Two failure modes related to water management in Proton Exchange Membrane fuel cells (dehydration and flooding) were investigated using electrochemical impedance spectroscopy as a diagnosis tool. It was hypothesised that each failure mode corresponds to changes in the overall stack impedance that are observable in different frequency ranges. This hypothesis was corroborated experimentally.
The experimental implementation required new testing hardware and techniques. A four-cell stack capable of delivering individually conditioned reactants to each cell was designed, built, tested, and characterised under a variety of operating conditions. This stack is the first reported prototype of its type.
The stack was used to perform galvanostatic, impedance measurements in situ. The measurements were made at three different temperatures (62, 70 and 80°C), covering the current density range 0.1 to 1.0 A cm⁻² , and the frequency range 0.1 to 4 × 10⁵ Hz. The recorded data represent the first reported set of measurements covering these ranges.
The failure modes were simulated on individual cells within the stack. The effects on individual cell and stack impedance were studied by measuring the changes in stack and cell impedances under flooding or dehydration conditions.
Dehydration effects were measurable over a wide frequency range (0.5 to 10⁵ Hz). In contrast, flooding effects were measurable in a narrower frequency range (0.5 to 10² Hz). Using these results, separate or concurrent impedance measurements in these frequency ranges (or narrow bands thereof) can be used to discern and identify the two failure modes quasi-instantaneously. Such detection was not possible with pre-existing, do techniques.

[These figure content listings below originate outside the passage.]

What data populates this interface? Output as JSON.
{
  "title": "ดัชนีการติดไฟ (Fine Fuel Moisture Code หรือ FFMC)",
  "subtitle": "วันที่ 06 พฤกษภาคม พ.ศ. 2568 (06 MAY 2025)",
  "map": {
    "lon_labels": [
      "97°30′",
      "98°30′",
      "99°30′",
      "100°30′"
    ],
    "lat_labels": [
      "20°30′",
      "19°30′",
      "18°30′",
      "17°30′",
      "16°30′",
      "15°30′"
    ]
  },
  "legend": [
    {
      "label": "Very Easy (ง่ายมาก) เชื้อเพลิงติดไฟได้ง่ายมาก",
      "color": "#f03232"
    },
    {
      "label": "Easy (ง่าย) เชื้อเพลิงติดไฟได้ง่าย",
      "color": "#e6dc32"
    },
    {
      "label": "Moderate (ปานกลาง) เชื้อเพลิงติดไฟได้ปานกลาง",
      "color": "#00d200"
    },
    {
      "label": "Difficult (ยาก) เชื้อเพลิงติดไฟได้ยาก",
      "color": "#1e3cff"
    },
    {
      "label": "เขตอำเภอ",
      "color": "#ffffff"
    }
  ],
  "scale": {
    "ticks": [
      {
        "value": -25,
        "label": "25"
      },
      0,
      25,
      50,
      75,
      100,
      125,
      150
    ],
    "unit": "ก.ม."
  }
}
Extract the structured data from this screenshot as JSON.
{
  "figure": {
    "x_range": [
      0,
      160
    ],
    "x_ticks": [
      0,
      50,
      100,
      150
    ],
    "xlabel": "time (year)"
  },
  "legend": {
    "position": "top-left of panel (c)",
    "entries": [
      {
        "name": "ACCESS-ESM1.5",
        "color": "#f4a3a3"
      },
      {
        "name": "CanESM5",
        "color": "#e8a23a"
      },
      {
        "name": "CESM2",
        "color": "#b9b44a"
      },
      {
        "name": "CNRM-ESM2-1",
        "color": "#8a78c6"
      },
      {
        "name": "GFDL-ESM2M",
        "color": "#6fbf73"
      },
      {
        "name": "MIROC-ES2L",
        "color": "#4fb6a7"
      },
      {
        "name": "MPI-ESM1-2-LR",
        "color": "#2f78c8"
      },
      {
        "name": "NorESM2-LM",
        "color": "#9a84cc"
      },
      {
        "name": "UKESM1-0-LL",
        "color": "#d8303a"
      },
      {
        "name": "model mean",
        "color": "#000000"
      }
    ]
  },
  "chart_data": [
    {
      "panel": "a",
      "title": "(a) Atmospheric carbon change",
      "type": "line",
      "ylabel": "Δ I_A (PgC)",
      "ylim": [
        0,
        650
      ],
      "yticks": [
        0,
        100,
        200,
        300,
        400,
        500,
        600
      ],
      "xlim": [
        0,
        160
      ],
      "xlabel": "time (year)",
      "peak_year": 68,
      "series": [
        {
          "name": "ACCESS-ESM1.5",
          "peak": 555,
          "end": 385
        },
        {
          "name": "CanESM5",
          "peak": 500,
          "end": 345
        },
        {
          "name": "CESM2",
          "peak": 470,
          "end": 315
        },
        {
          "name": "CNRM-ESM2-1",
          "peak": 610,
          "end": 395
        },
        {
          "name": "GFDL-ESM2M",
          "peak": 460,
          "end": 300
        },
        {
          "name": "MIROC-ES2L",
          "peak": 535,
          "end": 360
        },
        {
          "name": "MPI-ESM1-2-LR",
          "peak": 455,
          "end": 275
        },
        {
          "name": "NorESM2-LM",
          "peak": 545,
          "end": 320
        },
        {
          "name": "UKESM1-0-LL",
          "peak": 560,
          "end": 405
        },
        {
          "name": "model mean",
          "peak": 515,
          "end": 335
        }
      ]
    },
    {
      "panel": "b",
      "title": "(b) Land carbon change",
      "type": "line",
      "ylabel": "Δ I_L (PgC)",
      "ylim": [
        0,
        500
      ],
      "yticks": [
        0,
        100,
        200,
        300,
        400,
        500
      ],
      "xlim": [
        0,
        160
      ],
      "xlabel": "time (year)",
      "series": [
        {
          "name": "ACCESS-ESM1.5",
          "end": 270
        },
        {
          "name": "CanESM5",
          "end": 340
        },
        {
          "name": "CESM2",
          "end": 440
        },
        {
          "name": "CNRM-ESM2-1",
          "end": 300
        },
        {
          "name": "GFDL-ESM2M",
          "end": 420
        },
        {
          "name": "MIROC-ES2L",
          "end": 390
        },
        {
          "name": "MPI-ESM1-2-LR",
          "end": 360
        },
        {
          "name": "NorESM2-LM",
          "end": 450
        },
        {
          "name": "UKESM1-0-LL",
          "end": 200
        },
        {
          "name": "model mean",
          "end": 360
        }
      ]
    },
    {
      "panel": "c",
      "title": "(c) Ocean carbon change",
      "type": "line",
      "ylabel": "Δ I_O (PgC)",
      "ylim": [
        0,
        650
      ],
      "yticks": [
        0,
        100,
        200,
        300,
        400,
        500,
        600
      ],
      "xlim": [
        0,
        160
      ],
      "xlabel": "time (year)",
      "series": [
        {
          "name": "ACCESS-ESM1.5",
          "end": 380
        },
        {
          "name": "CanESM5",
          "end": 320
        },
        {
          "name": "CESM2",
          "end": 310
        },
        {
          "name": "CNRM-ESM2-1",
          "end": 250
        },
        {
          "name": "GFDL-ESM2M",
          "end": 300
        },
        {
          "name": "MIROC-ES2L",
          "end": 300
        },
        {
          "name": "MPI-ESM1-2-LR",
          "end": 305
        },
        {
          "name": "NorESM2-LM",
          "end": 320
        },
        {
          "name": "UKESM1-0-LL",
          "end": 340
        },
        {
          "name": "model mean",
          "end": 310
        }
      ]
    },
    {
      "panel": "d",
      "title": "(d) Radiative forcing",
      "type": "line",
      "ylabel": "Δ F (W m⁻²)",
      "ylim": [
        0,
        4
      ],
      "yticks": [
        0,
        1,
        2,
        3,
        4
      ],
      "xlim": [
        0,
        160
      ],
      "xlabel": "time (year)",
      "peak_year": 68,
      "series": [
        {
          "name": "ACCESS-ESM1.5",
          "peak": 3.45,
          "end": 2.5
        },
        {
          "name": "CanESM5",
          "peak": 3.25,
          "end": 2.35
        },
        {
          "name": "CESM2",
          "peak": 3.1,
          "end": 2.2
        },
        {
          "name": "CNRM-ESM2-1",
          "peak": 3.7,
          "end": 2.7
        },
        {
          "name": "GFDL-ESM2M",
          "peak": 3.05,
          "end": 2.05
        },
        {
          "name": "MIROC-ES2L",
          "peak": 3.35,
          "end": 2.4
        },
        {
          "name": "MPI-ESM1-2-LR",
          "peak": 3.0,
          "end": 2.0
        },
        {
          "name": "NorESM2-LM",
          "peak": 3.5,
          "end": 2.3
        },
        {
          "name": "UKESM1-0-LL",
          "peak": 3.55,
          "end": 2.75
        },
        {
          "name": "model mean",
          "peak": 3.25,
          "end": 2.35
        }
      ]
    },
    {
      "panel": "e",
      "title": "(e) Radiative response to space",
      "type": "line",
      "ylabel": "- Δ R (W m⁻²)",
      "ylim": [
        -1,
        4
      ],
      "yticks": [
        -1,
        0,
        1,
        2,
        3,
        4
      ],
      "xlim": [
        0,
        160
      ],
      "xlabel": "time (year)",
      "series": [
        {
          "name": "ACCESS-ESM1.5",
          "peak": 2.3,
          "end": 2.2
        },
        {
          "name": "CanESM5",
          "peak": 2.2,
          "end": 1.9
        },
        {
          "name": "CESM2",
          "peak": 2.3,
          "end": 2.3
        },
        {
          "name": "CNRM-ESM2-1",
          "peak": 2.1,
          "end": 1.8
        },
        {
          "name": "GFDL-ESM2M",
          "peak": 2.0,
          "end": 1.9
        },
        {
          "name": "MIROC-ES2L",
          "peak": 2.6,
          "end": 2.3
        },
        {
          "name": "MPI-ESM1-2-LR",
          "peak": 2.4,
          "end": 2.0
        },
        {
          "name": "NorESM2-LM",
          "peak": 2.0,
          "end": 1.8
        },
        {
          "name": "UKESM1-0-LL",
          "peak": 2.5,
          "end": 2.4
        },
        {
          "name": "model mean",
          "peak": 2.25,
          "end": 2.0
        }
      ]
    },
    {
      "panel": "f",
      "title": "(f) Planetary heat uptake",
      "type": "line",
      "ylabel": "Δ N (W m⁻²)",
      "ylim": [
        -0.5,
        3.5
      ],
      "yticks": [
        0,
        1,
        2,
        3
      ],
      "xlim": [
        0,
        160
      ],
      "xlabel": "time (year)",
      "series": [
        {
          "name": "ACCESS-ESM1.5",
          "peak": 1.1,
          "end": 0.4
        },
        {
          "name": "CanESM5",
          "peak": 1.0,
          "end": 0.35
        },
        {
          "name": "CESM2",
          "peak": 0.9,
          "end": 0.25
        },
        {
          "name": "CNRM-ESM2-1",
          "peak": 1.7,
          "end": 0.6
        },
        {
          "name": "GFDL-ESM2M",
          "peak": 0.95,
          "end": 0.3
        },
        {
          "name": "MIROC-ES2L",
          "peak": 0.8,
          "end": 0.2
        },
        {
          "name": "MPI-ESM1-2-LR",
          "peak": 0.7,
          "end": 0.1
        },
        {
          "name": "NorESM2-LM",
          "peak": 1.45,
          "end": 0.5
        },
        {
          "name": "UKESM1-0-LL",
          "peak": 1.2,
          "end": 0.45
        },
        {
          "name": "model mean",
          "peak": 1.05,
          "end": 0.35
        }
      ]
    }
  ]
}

The measured spectra were modelled by a simple equivalent circuit whose time constants corresponded to ideal (RC) and distributed (Warburg) components. The model was robust enough to fit all the measured spectra (for single cells and the stack), under normal and simulated-failure conditions.
Approximate membrane conductivities were calculated using this model. The calculations yielded a range from 0.04 to 0.065 S cm−1 (under normal humidification), and conductivities that deviated from these nominal range under flooding or dehydrating conditions. The highest conductivity value (was ∼0.10 S cm⁻¹) was measured under flooding conditions at j = 0.4 A cm⁻². The lowest conductivity (∼0.02 S cm⁻¹) corresponded to a dehydrated cell at j = 0.1 A cm⁻². These values fall within the ranges of published data for modern proton exchange membranes.
The phenomenological and numerical results reported in this work represent the first demonstration of these techniques on a PEMFC stack under real operating conditions. They are also the basis of ongoing research, development, and intellectual property protection.